Um exemplo simples são as raízes da Química Moderna, que começaram na Alquimia, que era uma arte praticada principalmente nesse período da Idade Média, e que levaria à invenção do fósforo, por exemplo. Então, se nós tomamos a palavra antigo ao extremo, associando o antigo com o ultrapassado, nós temos grandes chances de quebrar a cara. Pense nisso da seguinte forma.
Se a história realmente é progressiva e humanos modernos são melhores do que humanos do passado, então os humanos do futuro vão ser melhores do que nós. Mas isso não necessariamente parece verdade. Até onde nós entendemos a biologia humana, nós somos basicamente os mesmos por toda a história, apenas em contextos diferentes.
Então precisamos tomar cuidado quando nós vamos tentar entender a história para não colocarmos o nosso julgamento moderno em um estudo historiográfico. Sim, existem várias ideias que antes eram vigentes e hoje são consideradas ultrapassadas ou antiquadas, porque a sociedade demanda novas perguntas e encontra novas respostas para elas. É daí que nascem novas formas de ver o nosso cotidiano.
E isso é ótimo. É uma forma de progresso. Ou pelo menos de mudança.

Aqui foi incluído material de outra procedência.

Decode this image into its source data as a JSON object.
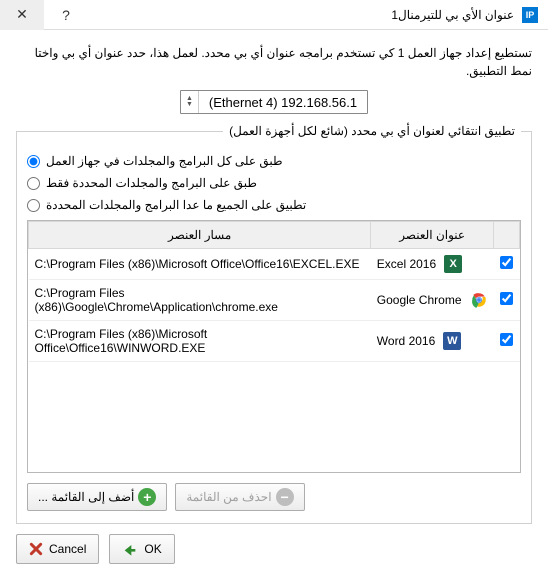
{
  "window": {
    "title": "عنوان الأي بي للتيرمنال1",
    "help_symbol": "?",
    "close_symbol": "✕"
  },
  "instruction": "تستطيع إعداد جهاز العمل 1 كي تستخدم برامجه عنوان أي بي محدد. لعمل هذا، حدد عنوان أي بي واختا نمط التطبيق.",
  "ip_combo": {
    "label": "(Ethernet 4) 192.168.56.1"
  },
  "group": {
    "legend": "تطبيق انتقائي لعنوان أي بي محدد (شائع لكل أجهزة العمل)",
    "radios": [
      {
        "id": "r1",
        "label": "طبق على كل البرامج والمجلدات في جهاز العمل",
        "checked": true
      },
      {
        "id": "r2",
        "label": "طبق على البرامج والمجلدات المحددة فقط",
        "checked": false
      },
      {
        "id": "r3",
        "label": "تطبيق على الجميع ما عدا البرامج والمجلدات المحددة",
        "checked": false
      }
    ],
    "table": {
      "headers": {
        "name": "عنوان العنصر",
        "path": "مسار العنصر"
      },
      "rows": [
        {
          "checked": true,
          "icon_letter": "X",
          "icon_color": "#1e7145",
          "name": "Excel 2016",
          "path": "C:\\Program Files (x86)\\Microsoft Office\\Office16\\EXCEL.EXE"
        },
        {
          "checked": true,
          "icon_letter": "",
          "icon_color": "",
          "name": "Google Chrome",
          "path": "C:\\Program Files (x86)\\Google\\Chrome\\Application\\chrome.exe",
          "chrome": true
        },
        {
          "checked": true,
          "icon_letter": "W",
          "icon_color": "#2b579a",
          "name": "Word 2016",
          "path": "C:\\Program Files (x86)\\Microsoft Office\\Office16\\WINWORD.EXE"
        }
      ]
    },
    "buttons": {
      "add": "أضف إلى القائمة ...",
      "delete": "احذف من القائمة"
    }
  },
  "footer": {
    "ok": "OK",
    "cancel": "Cancel"
  }
}
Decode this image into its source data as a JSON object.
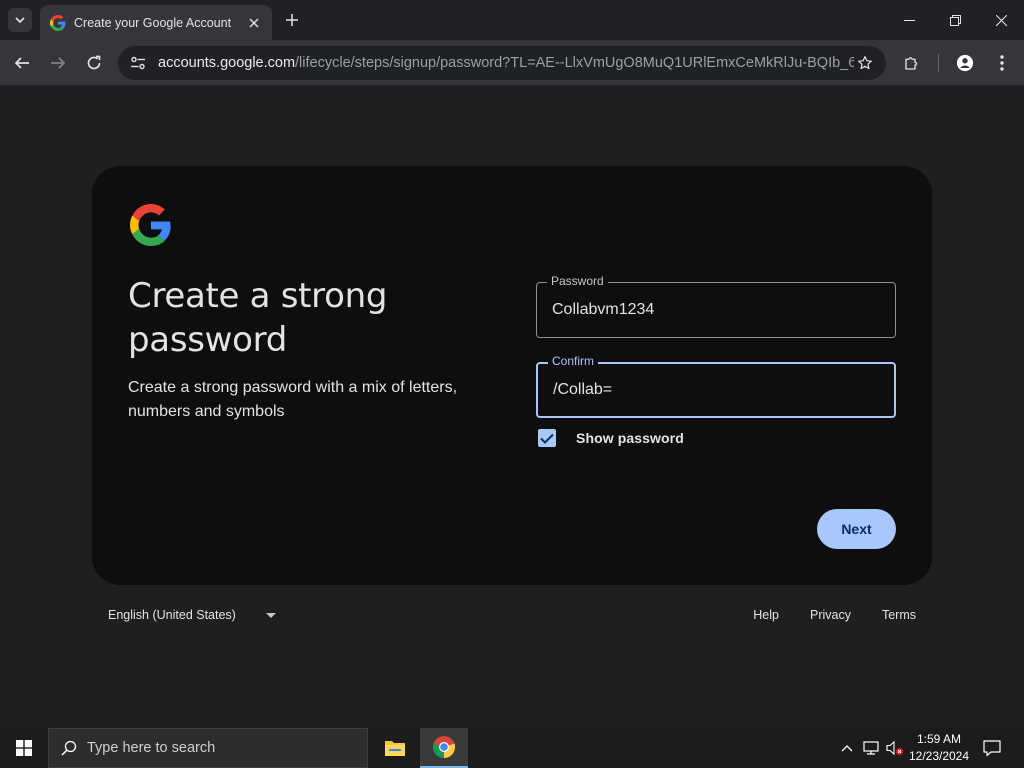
{
  "browser": {
    "tab": {
      "title": "Create your Google Account"
    },
    "address_bar": {
      "host": "accounts.google.com",
      "path": "/lifecycle/steps/signup/password?TL=AE--LlxVmUgO8MuQ1URlEmxCeMkRlJu-BQIb_6p..."
    }
  },
  "page": {
    "heading": "Create a strong password",
    "subtext": "Create a strong password with a mix of letters, numbers and symbols",
    "password_field": {
      "label": "Password",
      "value": "Collabvm1234"
    },
    "confirm_field": {
      "label": "Confirm",
      "value": "/Collab="
    },
    "show_password": {
      "label": "Show password",
      "checked": true
    },
    "next_button": "Next"
  },
  "footer": {
    "language": "English (United States)",
    "links": [
      "Help",
      "Privacy",
      "Terms"
    ]
  },
  "taskbar": {
    "search_placeholder": "Type here to search",
    "time": "1:59 AM",
    "date": "12/23/2024"
  },
  "colors": {
    "accent": "#a8c7fa",
    "button_text": "#062e6f",
    "card_bg": "#0e0e0e",
    "page_bg": "#1f1f1f"
  }
}
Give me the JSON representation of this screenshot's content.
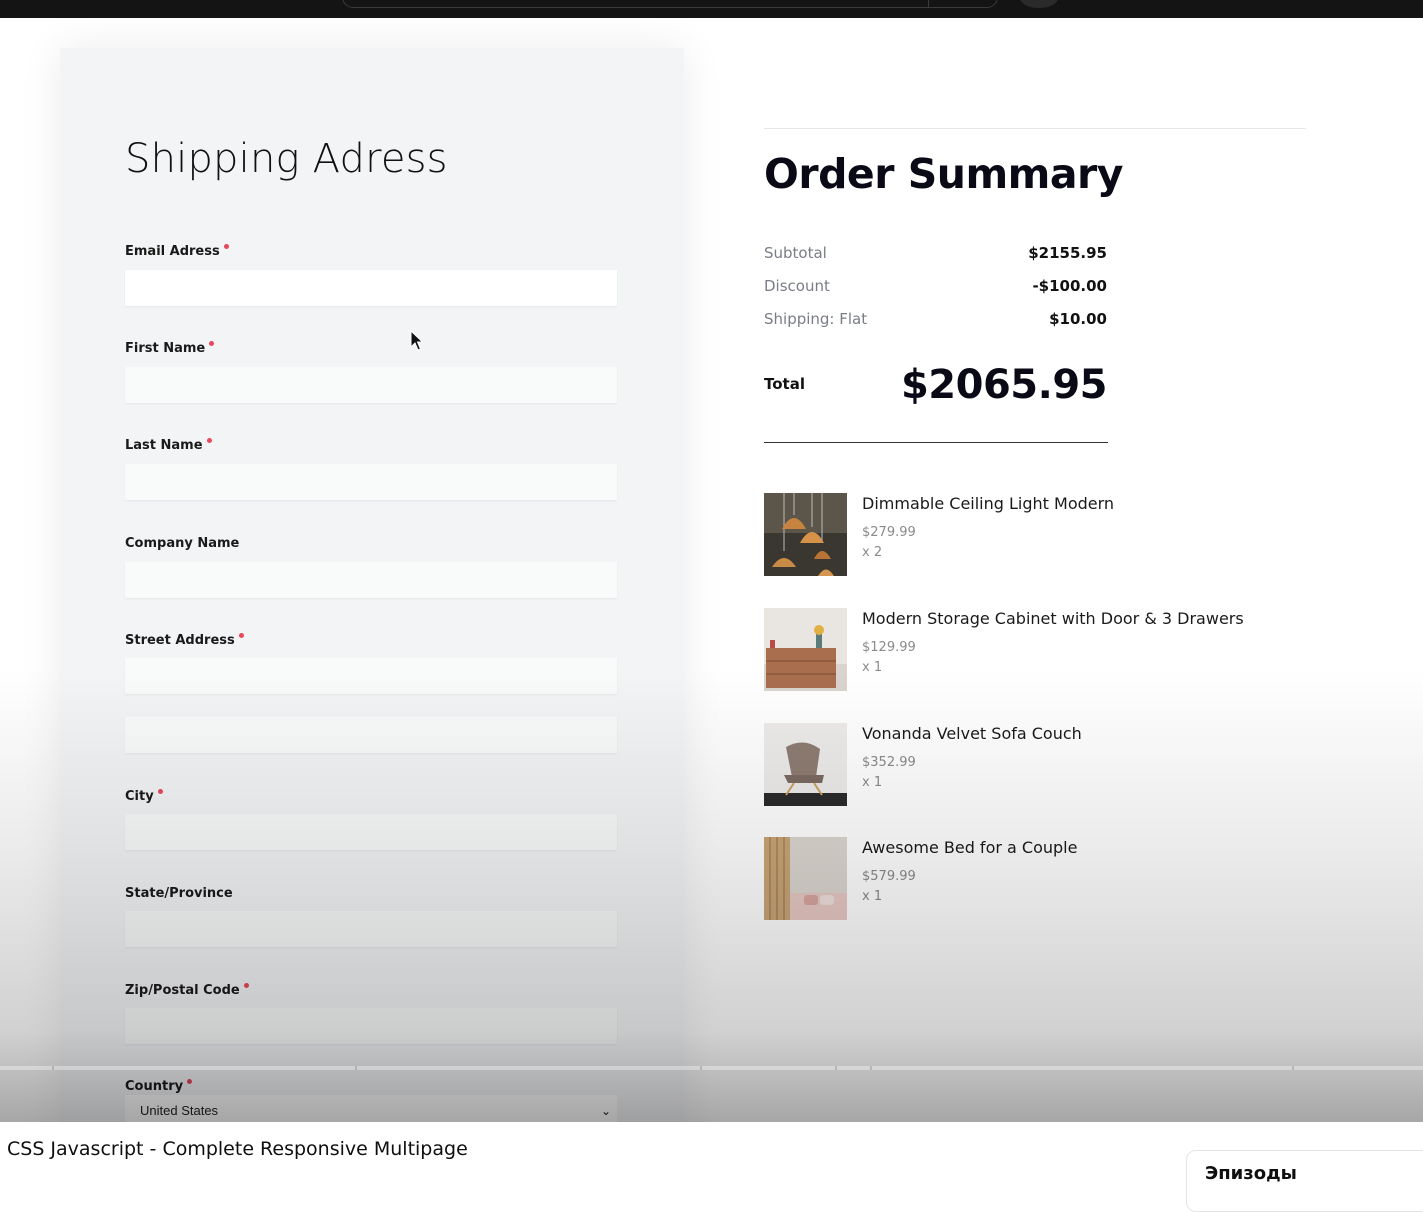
{
  "form": {
    "title": "Shipping Adress",
    "fields": {
      "email": {
        "label": "Email Adress",
        "required": true,
        "value": ""
      },
      "first_name": {
        "label": "First Name",
        "required": true,
        "value": ""
      },
      "last_name": {
        "label": "Last Name",
        "required": true,
        "value": ""
      },
      "company": {
        "label": "Company Name",
        "required": false,
        "value": ""
      },
      "street": {
        "label": "Street Address",
        "required": true,
        "value": ""
      },
      "street2": {
        "value": ""
      },
      "city": {
        "label": "City",
        "required": true,
        "value": ""
      },
      "state": {
        "label": "State/Province",
        "required": false,
        "value": ""
      },
      "zip": {
        "label": "Zip/Postal Code",
        "required": true,
        "value": ""
      },
      "country": {
        "label": "Country",
        "required": true,
        "selected": "United States"
      }
    },
    "required_color": "#e8495a"
  },
  "summary": {
    "title": "Order Summary",
    "subtotal_label": "Subtotal",
    "subtotal_value": "$2155.95",
    "discount_label": "Discount",
    "discount_value": "-$100.00",
    "shipping_label": "Shipping: Flat",
    "shipping_value": "$10.00",
    "total_label": "Total",
    "total_value": "$2065.95"
  },
  "items": [
    {
      "name": "Dimmable Ceiling Light Modern",
      "price": "$279.99",
      "qty": "x 2",
      "thumb": "pendant-lights-image"
    },
    {
      "name": "Modern Storage Cabinet with Door & 3 Drawers",
      "price": "$129.99",
      "qty": "x 1",
      "thumb": "cabinet-image"
    },
    {
      "name": "Vonanda Velvet Sofa Couch",
      "price": "$352.99",
      "qty": "x 1",
      "thumb": "chair-image"
    },
    {
      "name": "Awesome Bed for a Couple",
      "price": "$579.99",
      "qty": "x 1",
      "thumb": "bed-image"
    }
  ],
  "video": {
    "title": "CSS Javascript - Complete Responsive Multipage",
    "side_card_text": "Эпизоды"
  }
}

Mas julgar o passado com as lentes modernas vai nos deixar cego para as lições que nós podemos tirar da história. Nós temos a tendência de pensar que quem cometeu atos cruéis no passado fizeram isso por serem monstros, pessoas fundamentalmente ruins. Mas isso é uma ilusão perigosa.
Quem cometeu as atrocidades era tão humano quanto eu e você. E se nós não estivermos dispostos a reconhecer que nós também somos suscetíveis a sermos levados a extremos, nós nunca vamos conseguir prevenir que o pior da humanidade se repita. Até porque nós mesmos provavelmente fazemos coisas hoje em dia que um dia vão ser extremamente mal vistas.

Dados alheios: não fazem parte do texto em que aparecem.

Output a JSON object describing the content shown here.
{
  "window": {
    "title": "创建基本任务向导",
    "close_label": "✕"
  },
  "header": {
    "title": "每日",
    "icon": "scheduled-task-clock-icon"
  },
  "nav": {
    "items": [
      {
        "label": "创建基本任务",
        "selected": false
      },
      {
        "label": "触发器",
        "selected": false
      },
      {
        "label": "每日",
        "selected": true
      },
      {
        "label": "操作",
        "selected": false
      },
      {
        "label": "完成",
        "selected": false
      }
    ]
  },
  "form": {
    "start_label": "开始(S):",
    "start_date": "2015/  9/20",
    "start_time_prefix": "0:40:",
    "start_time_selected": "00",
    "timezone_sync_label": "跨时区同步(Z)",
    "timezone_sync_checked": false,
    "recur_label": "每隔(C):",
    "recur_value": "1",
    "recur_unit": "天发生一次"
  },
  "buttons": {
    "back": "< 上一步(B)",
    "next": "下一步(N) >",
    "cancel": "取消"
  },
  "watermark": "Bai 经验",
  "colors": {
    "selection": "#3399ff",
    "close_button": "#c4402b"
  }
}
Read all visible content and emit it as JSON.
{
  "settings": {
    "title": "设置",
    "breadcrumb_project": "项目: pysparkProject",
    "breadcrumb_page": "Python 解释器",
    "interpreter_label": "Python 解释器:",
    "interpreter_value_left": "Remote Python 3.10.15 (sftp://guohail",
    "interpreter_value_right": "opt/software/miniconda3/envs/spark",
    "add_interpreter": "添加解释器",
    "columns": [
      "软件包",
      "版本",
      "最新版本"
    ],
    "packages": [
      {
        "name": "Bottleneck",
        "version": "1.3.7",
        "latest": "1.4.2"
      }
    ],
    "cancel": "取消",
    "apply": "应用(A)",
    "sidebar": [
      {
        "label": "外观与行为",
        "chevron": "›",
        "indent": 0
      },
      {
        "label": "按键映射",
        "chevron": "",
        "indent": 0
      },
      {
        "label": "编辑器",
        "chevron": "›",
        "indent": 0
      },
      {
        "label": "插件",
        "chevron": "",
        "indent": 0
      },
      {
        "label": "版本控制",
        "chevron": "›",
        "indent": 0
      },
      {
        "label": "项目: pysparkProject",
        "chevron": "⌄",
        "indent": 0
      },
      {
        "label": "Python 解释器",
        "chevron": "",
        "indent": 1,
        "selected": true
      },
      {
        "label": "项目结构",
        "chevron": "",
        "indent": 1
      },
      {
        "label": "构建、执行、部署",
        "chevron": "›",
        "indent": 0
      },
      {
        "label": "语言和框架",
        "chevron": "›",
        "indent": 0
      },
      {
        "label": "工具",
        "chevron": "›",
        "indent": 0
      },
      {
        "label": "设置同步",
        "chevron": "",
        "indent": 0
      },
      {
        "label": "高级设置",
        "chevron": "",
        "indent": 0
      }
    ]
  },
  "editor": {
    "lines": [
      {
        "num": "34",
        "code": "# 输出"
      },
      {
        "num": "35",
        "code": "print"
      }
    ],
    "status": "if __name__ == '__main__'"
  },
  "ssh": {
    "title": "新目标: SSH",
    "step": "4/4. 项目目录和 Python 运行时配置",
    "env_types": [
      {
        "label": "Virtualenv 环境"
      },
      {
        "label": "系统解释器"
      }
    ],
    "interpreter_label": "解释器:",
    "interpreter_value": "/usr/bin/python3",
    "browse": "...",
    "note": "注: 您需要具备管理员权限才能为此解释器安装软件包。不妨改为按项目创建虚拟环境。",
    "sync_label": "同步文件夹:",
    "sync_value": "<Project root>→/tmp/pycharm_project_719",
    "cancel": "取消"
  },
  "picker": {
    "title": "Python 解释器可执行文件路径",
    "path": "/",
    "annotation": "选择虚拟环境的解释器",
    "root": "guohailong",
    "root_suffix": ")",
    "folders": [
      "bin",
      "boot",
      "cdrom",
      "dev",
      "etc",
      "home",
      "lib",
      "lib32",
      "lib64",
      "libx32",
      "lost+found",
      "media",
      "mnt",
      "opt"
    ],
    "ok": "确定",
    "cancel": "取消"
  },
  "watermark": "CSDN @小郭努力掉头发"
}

E eu tenho certeza que ninguém vivo hoje quer que o nosso legado seja resumido por é sério que eles queimavam combustíveis fósseis e respiravam gás carbônico? Se quisermos aprender com o passado e realmente progredir, nós precisamos respeitar a humanidade dos nossos antepassados, o que inclui aqueles que fizeram coisas que nós não gostamos. Porque a verdade é que nenhum deles é tão diferente de nós hoje.
Não dá pra aprender as lições que a história tem pra nos ensinar se nós pensarmos que nós já sabemos tudo sobre como o mundo funciona, ou se nós acharmos que nós hoje somos muito melhores do que aqueles que vieram antes de nós. No fim, eu espero que a nossa história sirva de inspiração pra alguém no futuro fazer melhor do que a gente. Esse é o nosso legado, a nossa marca que vai continuar aqui por muito tempo depois de nós mesmos.
E eu espero que agora a história tenha feito um pouco mais de sentido pra vocês. Muito obrigado e até a próxima.